Im Juni 2010 erfolgte erstmals die durch den Kunstrückgabe-Beirat im September 2009 beschlossene Übereignung von erblosen Gegenständen an den Nationalfonds. Dabei handelt es sich um einen Teilbestand der Österreichischen Nationalbibliothek, bestehend
aus über 8.000 entzogenen Druckschriften. Sie wurden vom Nationalfonds mit einem Betrag von 135.000 € zurückgekauft.

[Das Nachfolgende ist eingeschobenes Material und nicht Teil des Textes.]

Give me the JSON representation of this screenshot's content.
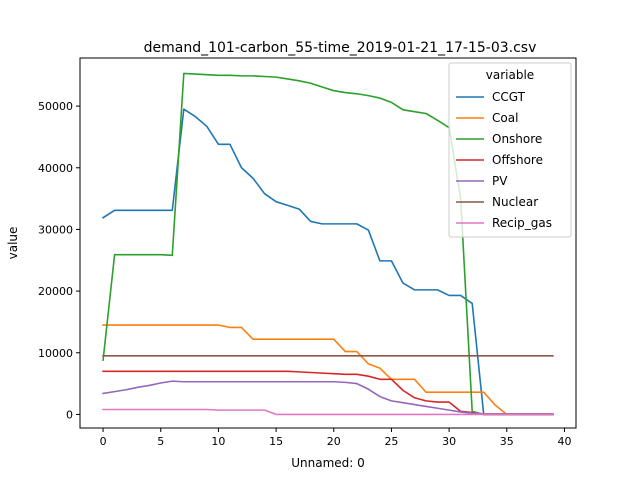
{
  "chart_data": {
    "type": "line",
    "title": "demand_101-carbon_55-time_2019-01-21_17-15-03.csv",
    "xlabel": "Unnamed: 0",
    "ylabel": "value",
    "xlim": [
      -2,
      41
    ],
    "ylim": [
      -2200,
      57800
    ],
    "xticks": [
      0,
      5,
      10,
      15,
      20,
      25,
      30,
      35,
      40
    ],
    "yticks": [
      0,
      10000,
      20000,
      30000,
      40000,
      50000
    ],
    "grid": false,
    "legend": {
      "title": "variable",
      "position": "top-right"
    },
    "x": [
      0,
      1,
      2,
      3,
      4,
      5,
      6,
      7,
      8,
      9,
      10,
      11,
      12,
      13,
      14,
      15,
      16,
      17,
      18,
      19,
      20,
      21,
      22,
      23,
      24,
      25,
      26,
      27,
      28,
      29,
      30,
      31,
      32,
      33,
      34,
      35,
      36,
      37,
      38,
      39
    ],
    "series": [
      {
        "name": "CCGT",
        "color": "#1f77b4",
        "values": [
          31900,
          33100,
          33100,
          33100,
          33100,
          33100,
          33100,
          49500,
          48300,
          46700,
          43800,
          43800,
          40000,
          38300,
          35800,
          34500,
          33900,
          33300,
          31300,
          30900,
          30900,
          30900,
          30900,
          29900,
          24900,
          24900,
          21300,
          20200,
          20200,
          20200,
          19300,
          19300,
          18000,
          0,
          0,
          0,
          0,
          0,
          0,
          0
        ]
      },
      {
        "name": "Coal",
        "color": "#ff7f0e",
        "values": [
          14500,
          14500,
          14500,
          14500,
          14500,
          14500,
          14500,
          14500,
          14500,
          14500,
          14500,
          14100,
          14100,
          12200,
          12200,
          12200,
          12200,
          12200,
          12200,
          12200,
          12200,
          10200,
          10200,
          8200,
          7500,
          5700,
          5700,
          5700,
          3600,
          3600,
          3600,
          3600,
          3600,
          3600,
          1500,
          0,
          0,
          0,
          0,
          0
        ]
      },
      {
        "name": "Onshore",
        "color": "#2ca02c",
        "values": [
          8800,
          25900,
          25900,
          25900,
          25900,
          25900,
          25800,
          55300,
          55200,
          55100,
          55000,
          55000,
          54900,
          54900,
          54800,
          54700,
          54400,
          54100,
          53700,
          53100,
          52500,
          52200,
          52000,
          51700,
          51300,
          50600,
          49400,
          49100,
          48800,
          47700,
          46500,
          35000,
          500,
          0,
          0,
          0,
          0,
          0,
          0,
          0
        ]
      },
      {
        "name": "Offshore",
        "color": "#d62728",
        "values": [
          7000,
          7000,
          7000,
          7000,
          7000,
          7000,
          7000,
          7000,
          7000,
          7000,
          7000,
          7000,
          7000,
          7000,
          7000,
          7000,
          7000,
          6900,
          6800,
          6700,
          6600,
          6500,
          6500,
          6200,
          5700,
          5700,
          3900,
          2700,
          2200,
          2000,
          2000,
          500,
          300,
          0,
          0,
          0,
          0,
          0,
          0,
          0
        ]
      },
      {
        "name": "PV",
        "color": "#9467bd",
        "values": [
          3400,
          3700,
          4000,
          4400,
          4700,
          5100,
          5400,
          5300,
          5300,
          5300,
          5300,
          5300,
          5300,
          5300,
          5300,
          5300,
          5300,
          5300,
          5300,
          5300,
          5300,
          5200,
          5000,
          4100,
          2900,
          2200,
          1900,
          1600,
          1300,
          1000,
          700,
          400,
          200,
          100,
          100,
          100,
          100,
          100,
          100,
          100
        ]
      },
      {
        "name": "Nuclear",
        "color": "#8c564b",
        "values": [
          9500,
          9500,
          9500,
          9500,
          9500,
          9500,
          9500,
          9500,
          9500,
          9500,
          9500,
          9500,
          9500,
          9500,
          9500,
          9500,
          9500,
          9500,
          9500,
          9500,
          9500,
          9500,
          9500,
          9500,
          9500,
          9500,
          9500,
          9500,
          9500,
          9500,
          9500,
          9500,
          9500,
          9500,
          9500,
          9500,
          9500,
          9500,
          9500,
          9500
        ]
      },
      {
        "name": "Recip_gas",
        "color": "#e377c2",
        "values": [
          800,
          800,
          800,
          800,
          800,
          800,
          800,
          800,
          800,
          800,
          700,
          700,
          700,
          700,
          700,
          0,
          0,
          0,
          0,
          0,
          0,
          0,
          0,
          0,
          0,
          0,
          0,
          0,
          0,
          0,
          0,
          0,
          0,
          0,
          0,
          0,
          0,
          0,
          0,
          0
        ]
      }
    ]
  }
}
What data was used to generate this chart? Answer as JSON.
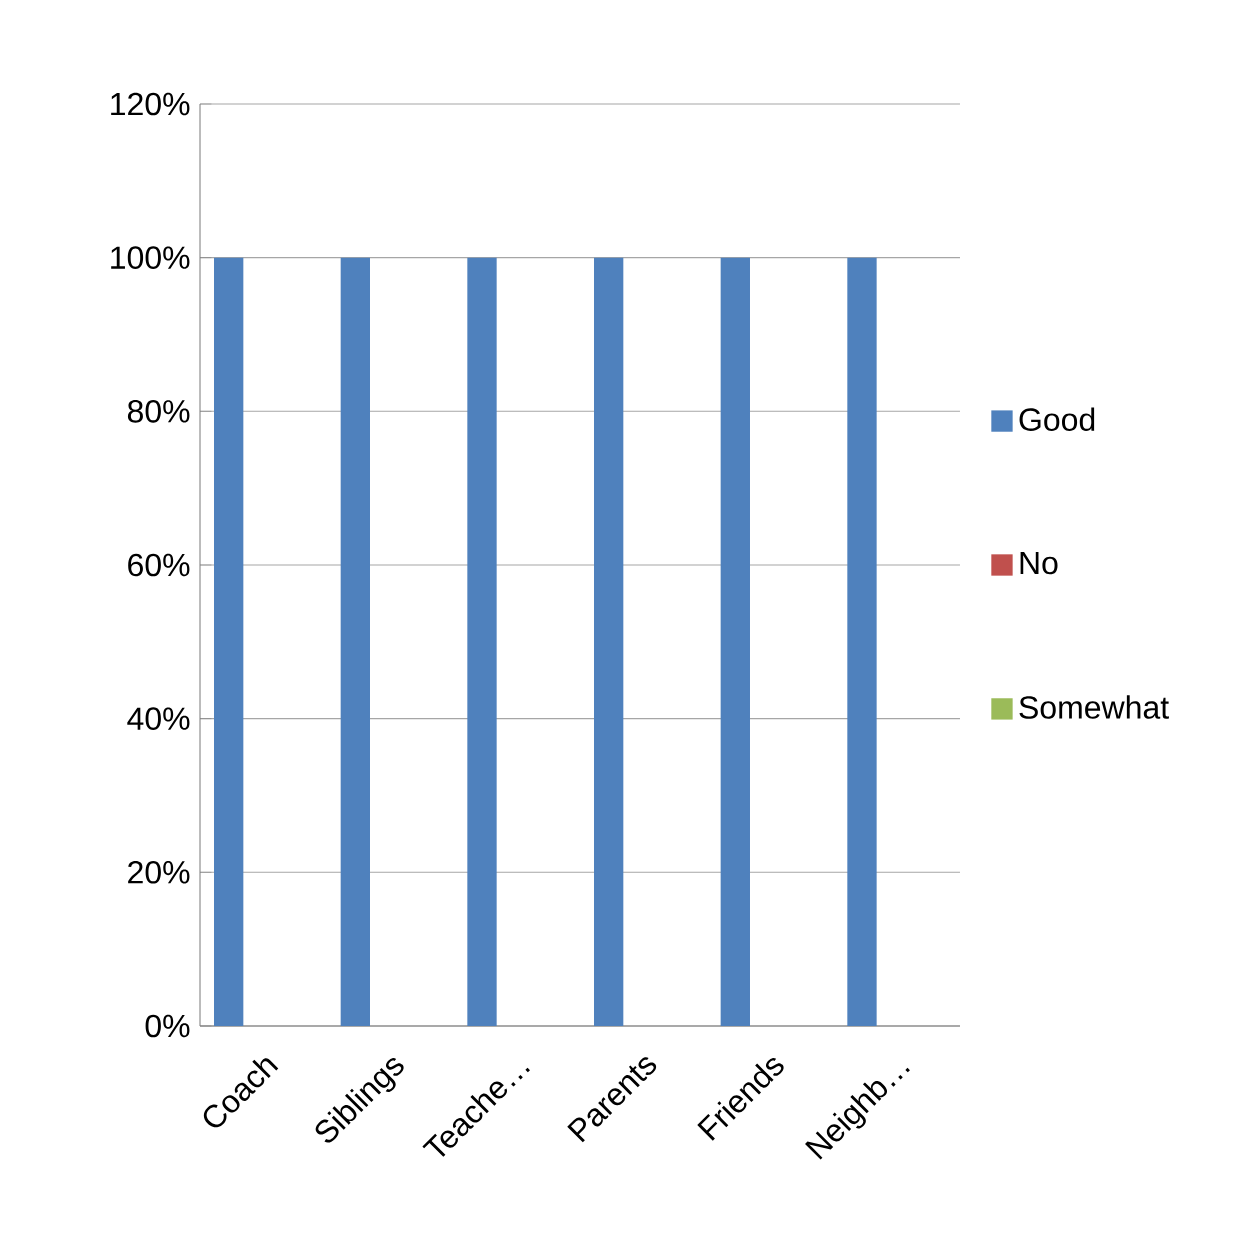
{
  "chart_data": {
    "type": "bar",
    "categories": [
      "Coach",
      "Siblings",
      "Teache…",
      "Parents",
      "Friends",
      "Neighb…"
    ],
    "series": [
      {
        "name": "Good",
        "color": "#4f81bd",
        "values": [
          100,
          100,
          100,
          100,
          100,
          100
        ]
      },
      {
        "name": "No",
        "color": "#c0504d",
        "values": [
          0,
          0,
          0,
          0,
          0,
          0
        ]
      },
      {
        "name": "Somewhat",
        "color": "#9bbb59",
        "values": [
          0,
          0,
          0,
          0,
          0,
          0
        ]
      }
    ],
    "ylim": [
      0,
      120
    ],
    "yticks": [
      {
        "value": 0,
        "label": "0%"
      },
      {
        "value": 20,
        "label": "20%"
      },
      {
        "value": 40,
        "label": "40%"
      },
      {
        "value": 60,
        "label": "60%"
      },
      {
        "value": 80,
        "label": "80%"
      },
      {
        "value": 100,
        "label": "100%"
      },
      {
        "value": 120,
        "label": "120%"
      }
    ],
    "grid": "y",
    "legend": "right"
  }
}
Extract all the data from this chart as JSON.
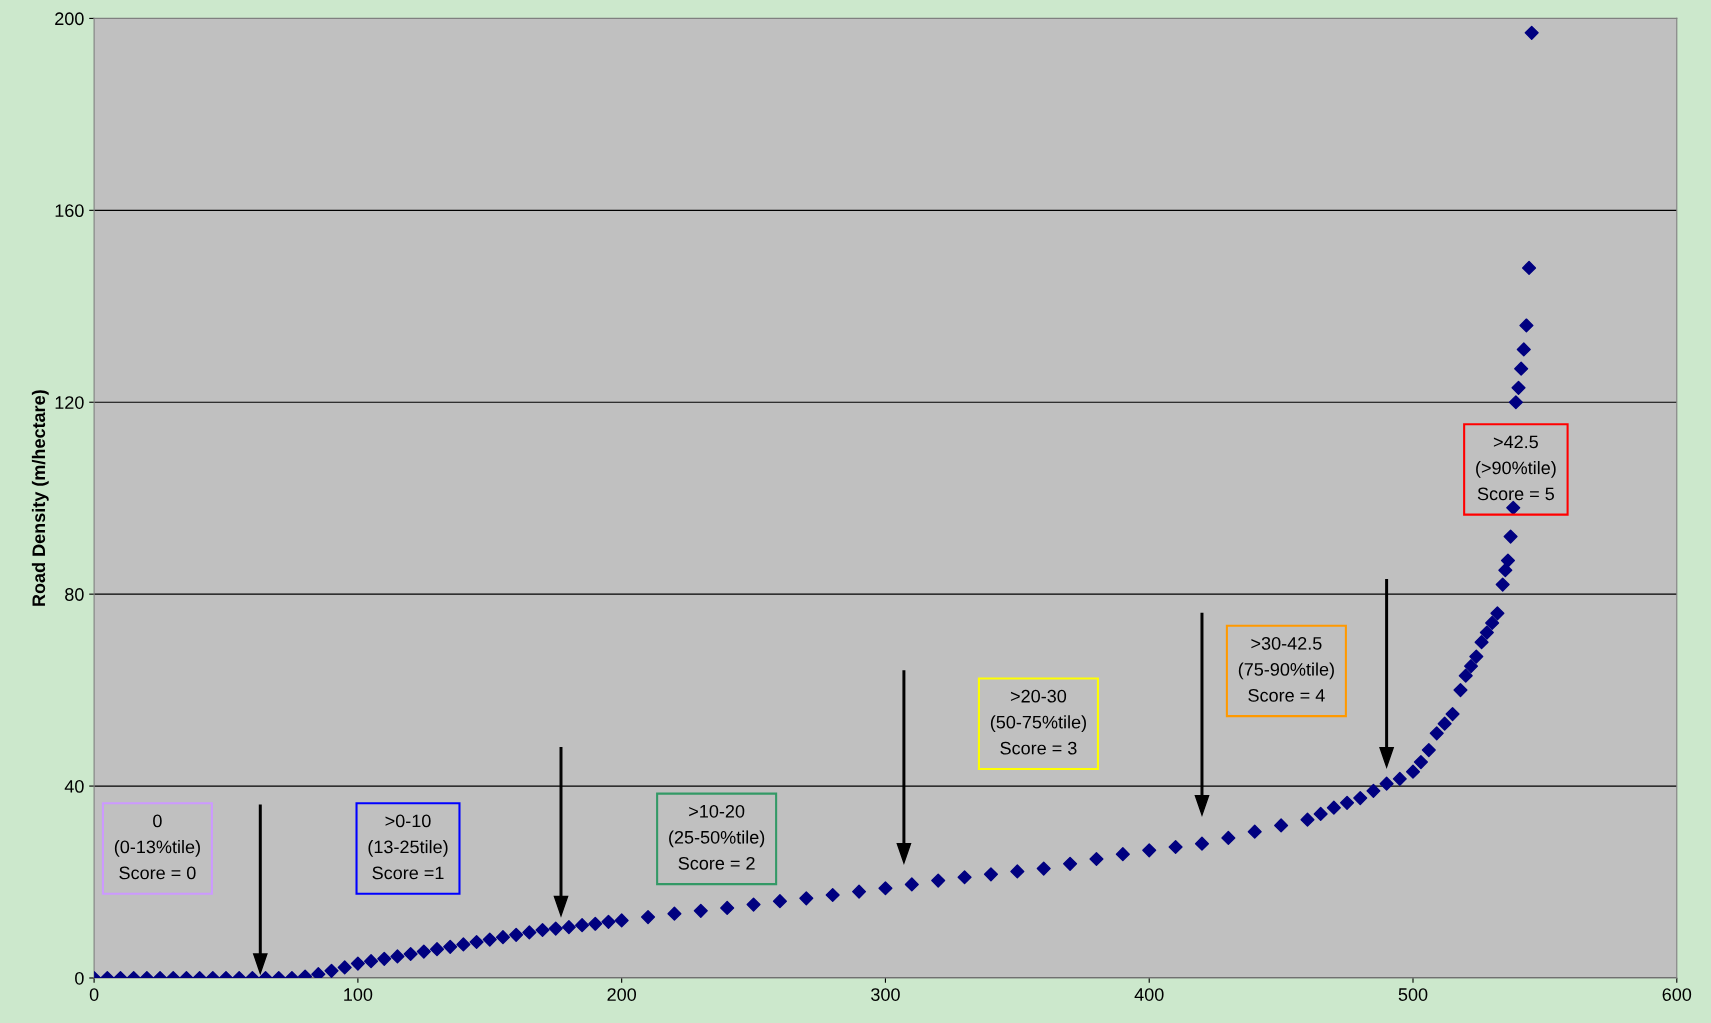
{
  "chart_data": {
    "type": "scatter",
    "ylabel": "Road Density (m/hectare)",
    "x": [
      0,
      5,
      10,
      15,
      20,
      25,
      30,
      35,
      40,
      45,
      50,
      55,
      60,
      65,
      70,
      75,
      80,
      85,
      90,
      95,
      100,
      105,
      110,
      115,
      120,
      125,
      130,
      135,
      140,
      145,
      150,
      155,
      160,
      165,
      170,
      175,
      180,
      185,
      190,
      195,
      200,
      210,
      220,
      230,
      240,
      250,
      260,
      270,
      280,
      290,
      300,
      310,
      320,
      330,
      340,
      350,
      360,
      370,
      380,
      390,
      400,
      410,
      420,
      430,
      440,
      450,
      460,
      465,
      470,
      475,
      480,
      485,
      490,
      495,
      500,
      503,
      506,
      509,
      512,
      515,
      518,
      520,
      522,
      524,
      526,
      528,
      530,
      532,
      534,
      535,
      536,
      537,
      538,
      539,
      540,
      541,
      542,
      543,
      544,
      545
    ],
    "series": [
      {
        "color": "#000080",
        "values": [
          0,
          0,
          0,
          0,
          0,
          0,
          0,
          0,
          0,
          0,
          0,
          0,
          0,
          0,
          0,
          0,
          0.3,
          0.8,
          1.5,
          2.2,
          3,
          3.5,
          4,
          4.5,
          5,
          5.5,
          6,
          6.5,
          7,
          7.5,
          8,
          8.5,
          9,
          9.5,
          10,
          10.3,
          10.6,
          11,
          11.3,
          11.7,
          12,
          12.7,
          13.4,
          14,
          14.6,
          15.3,
          16,
          16.6,
          17.3,
          18,
          18.7,
          19.5,
          20.3,
          21,
          21.6,
          22.2,
          22.8,
          23.8,
          24.8,
          25.8,
          26.6,
          27.3,
          28,
          29.2,
          30.5,
          31.8,
          33,
          34.2,
          35.5,
          36.5,
          37.5,
          39,
          40.5,
          41.5,
          43,
          45,
          47.5,
          51,
          53,
          55,
          60,
          63,
          65,
          67,
          70,
          72,
          74,
          76,
          82,
          85,
          87,
          92,
          98,
          120,
          123,
          127,
          131,
          136,
          148,
          197
        ]
      }
    ],
    "xlim": [
      0,
      600
    ],
    "ylim": [
      0,
      200
    ],
    "xticks": [
      0,
      100,
      200,
      300,
      400,
      500,
      600
    ],
    "yticks": [
      0,
      40,
      80,
      120,
      160,
      200
    ],
    "grid": "y",
    "marker": "diamond",
    "legend": false,
    "annotations": [
      "0\n(0-13%tile)\nScore = 0",
      ">0-10\n(13-25tile)\nScore =1",
      ">10-20\n(25-50%tile)\nScore = 2",
      ">20-30\n(50-75%tile)\nScore = 3",
      ">30-42.5\n(75-90%tile)\nScore = 4",
      ">42.5\n(>90%tile)\nScore = 5"
    ]
  }
}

Entschädigungsfonds - Auszahlungen können bald abgeschlossen werden

Die noch offenen Fälle, die an den Entschädigungsfonds herangetragen wurden, werden bald abgeschlossen werden können, zeigte sich die Vorsitzende des Kuratoriums, NR-Präsidentin
Barbara Prammer überzeugt. Es seien noch einige wenige schwierige Anträge offen, aber es sei davon auszugehen, dass auch diese restlichen Auszahlungen in den nächsten Monaten getätigt werden können, sodass der Fonds spätestens Ende 2012 seine Aufgabe erfüllt haben wird. Die Reaktionen auf die Auszahlungen seien zu zwei Drittel positiv, berichtete sie, wobei es oft sehr
berührende Briefe gebe. Selbstverständlich gebe es auch AntragstellerInnen, die sich kritisch äußern, räumte Prammer ein.

Im Juli 2009 hat der Allgemeine Entschädigungsfonds mit den abschließenden Zahlungen begonnen. Mit Ende 2010 ist an 22.213 Personen ein Schlusszahlungsangebot zugestellt, an 18.689 Begünstigte eine Schlusszahlung überwiesen worden. Insgesamt wurden 202,306.224 USD ausbezahlt.

Der Allgemeine Entschädigungsfonds wurde 2001 gegründet, um noch offene Fragen der Entschädigung von Opfern des
Nationalsozialismus für Verluste und Schäden, die als Folge von oder im Zusammenhang mit Ereignissen auf dem Gebiet der heutigen Republik Österreich während der Zeit des Nationalsozialismus entstanden sind, umfassend zu lösen. Um der Aufgabe gerecht zu werden, gibt es 10 Kategorien von möglichen Verlusten und
Schäden, wobei deren Höhe individuell berechnet wird. Insgesamt wurden rund 20.700 Anträge fertig recherchiert, die meist Forderungen für mehrere EigentümerInnen enthalten.